National Anthem Day is March 3.
“The Star Spangled Banner” is the national anthem of the United States of America. It was written by Francis Scott Key, a 35-year-old American lawyer.
Key’s friend, Dr. William Beanes was held as a prisoner of war by the British during the Battle of Fort McHenry in Baltimore in the War of 1812 (1812-1814).
In September 1814, Key, along with a negotiator boarded a British ship to negotiate the doctor’s release. Once on the ship, Key and the negotiator were held during the battle.
After the British bombardment the fort during the night, Key saw the American flag, not the British Union Jack, flying over the fort the next morning by the dawn’s early light. The flag measured 30 x 42 feet.
National Star-Spangled Banner Centennial, Baltimore, Maryland. Public Domain, Link
The historic event inspired him to write “The Star-Spangled Banner” while still on the ship. The initial verse was scribbled by Key on the back of a letter. Once back in Baltimore, he added more verses. By the middle of October 1814, the song had been published in nearly 20 newspapers on the East Coast of the United States.
By Francis Scott Key – Frank A. O’Connell; Wilbur F. Coyle (1914). Public Domain, Link
On March 3, 1931, “The Star Spangled Banner” became the national anthem when President Herbert Hoover signed a congressional resolution.
The flag that inspired Key is worn and fragile but still survives. It is displayed in its own gallery at the National Museum of American History in Washington, D.C.
Smithsonian Institution Archives., Public Domain, Link
Here is the complete version of the song showing spelling and punctuation from Francis Scott Key’s manuscript in the Maryland Historical Society collection:
O say can you see, by the dawn’s early light,
What so proudly we hail’d at the twilight’s last gleaming,
Whose broad stripes and bright stars through the perilous fight
O’er the ramparts we watch’d were so gallantly streaming?
And the rocket’s red glare, the bomb bursting in air,
Gave proof through the night that our flag was still there,
O say does that star-spangled banner yet wave
O’er the land of the free and the home of the brave?
On the shore dimly seen through the mists of the deep
Where the foe’s haughty host in dread silence reposes,
What is that which the breeze, o’er the towering steep,
As it fitfully blows, half conceals, half discloses?

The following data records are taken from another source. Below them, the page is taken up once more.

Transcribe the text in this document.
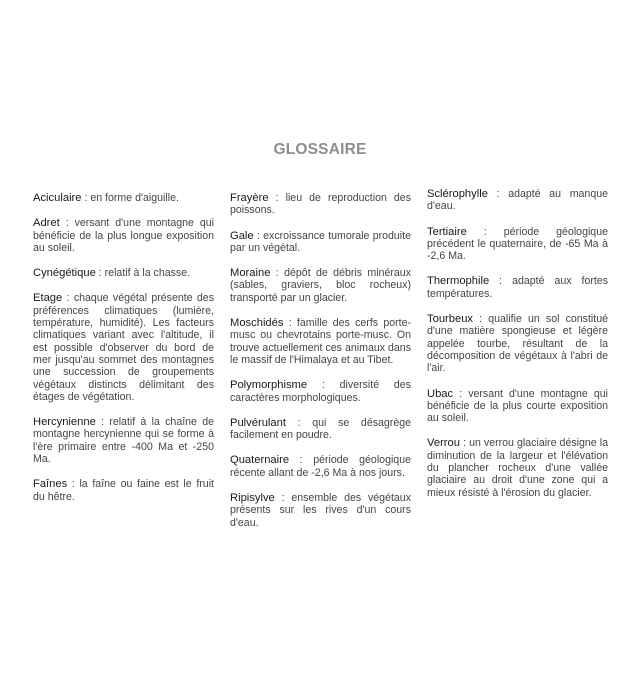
GLOSSAIRE

Aciculaire : en forme d'aiguille.

Adret : versant d'une montagne qui bénéficie de la plus longue exposition au soleil.

Cynégétique : relatif à la chasse.

Etage : chaque végétal présente des préférences climatiques (lumière, température, humidité). Les facteurs climatiques variant avec l'altitude, il est possible d'observer du bord de mer jusqu'au sommet des montagnes une succession de groupements végétaux distincts délimitant des étages de végétation.

Hercynienne : relatif à la chaîne de montagne hercynienne qui se forme à l'ère primaire entre -400 Ma et -250 Ma.

Faînes : la faîne ou faine est le fruit du hêtre.

Frayère : lieu de reproduction des poissons.

Gale : excroissance tumorale produite par un végétal.

Moraine : dépôt de débris minéraux (sables, graviers, bloc rocheux) transporté par un glacier.

Moschidés : famille des cerfs porte-musc ou chevrotains porte-musc. On trouve actuellement ces animaux dans le massif de l'Himalaya et au Tibet.

Polymorphisme : diversité des caractères morphologiques.

Pulvérulant : qui se désagrège facilement en poudre.

Quaternaire : période géologique récente allant de -2,6 Ma à nos jours.

Ripisylve : ensemble des végétaux présents sur les rives d'un cours d'eau.

Sclérophylle : adapté au manque d'eau.

Tertiaire : période géologique précédent le quaternaire, de -65 Ma à -2,6 Ma.

Thermophile : adapté aux fortes températures.

Tourbeux : qualifie un sol constitué d'une matière spongieuse et légère appelée tourbe, résultant de la décomposition de végétaux à l'abri de l'air.

Ubac : versant d'une montagne qui bénéficie de la plus courte exposition au soleil.

Verrou : un verrou glaciaire désigne la diminution de la largeur et l'élévation du plancher rocheux d'une vallée glaciaire au droit d'une zone qui a mieux résisté à l'érosion du glacier.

Now it catches the gleam of the morning’s first beam,
In full glory reflected now shines in the stream,
‘Tis the star-spangled banner – O long may it wave
O’er the land of the free and the home of the brave!
And where is that band who so vauntingly swore,
That the havoc of war and the battle’s confusion
A home and a Country should leave us no more?
Their blood has wash’d out their foul footstep’s pollution.
No refuge could save the hireling and slave
From the terror of flight or the gloom of the grave,
And the star-spangled banner in triumph doth wave
O’er the land of the free and the home of the brave.
O thus be it ever when freemen shall stand
Between their lov’d home and the war’s desolation!
Blest with vict’ry and peace may the heav’n rescued land
Praise the power that hath made and preserv’d us a nation!
Then conquer we must, when our cause it is just,
And this be our motto – “In God is our trust,”
And the star-spangled banner in triumph shall wave
O’er the land of the free and the home of the brave.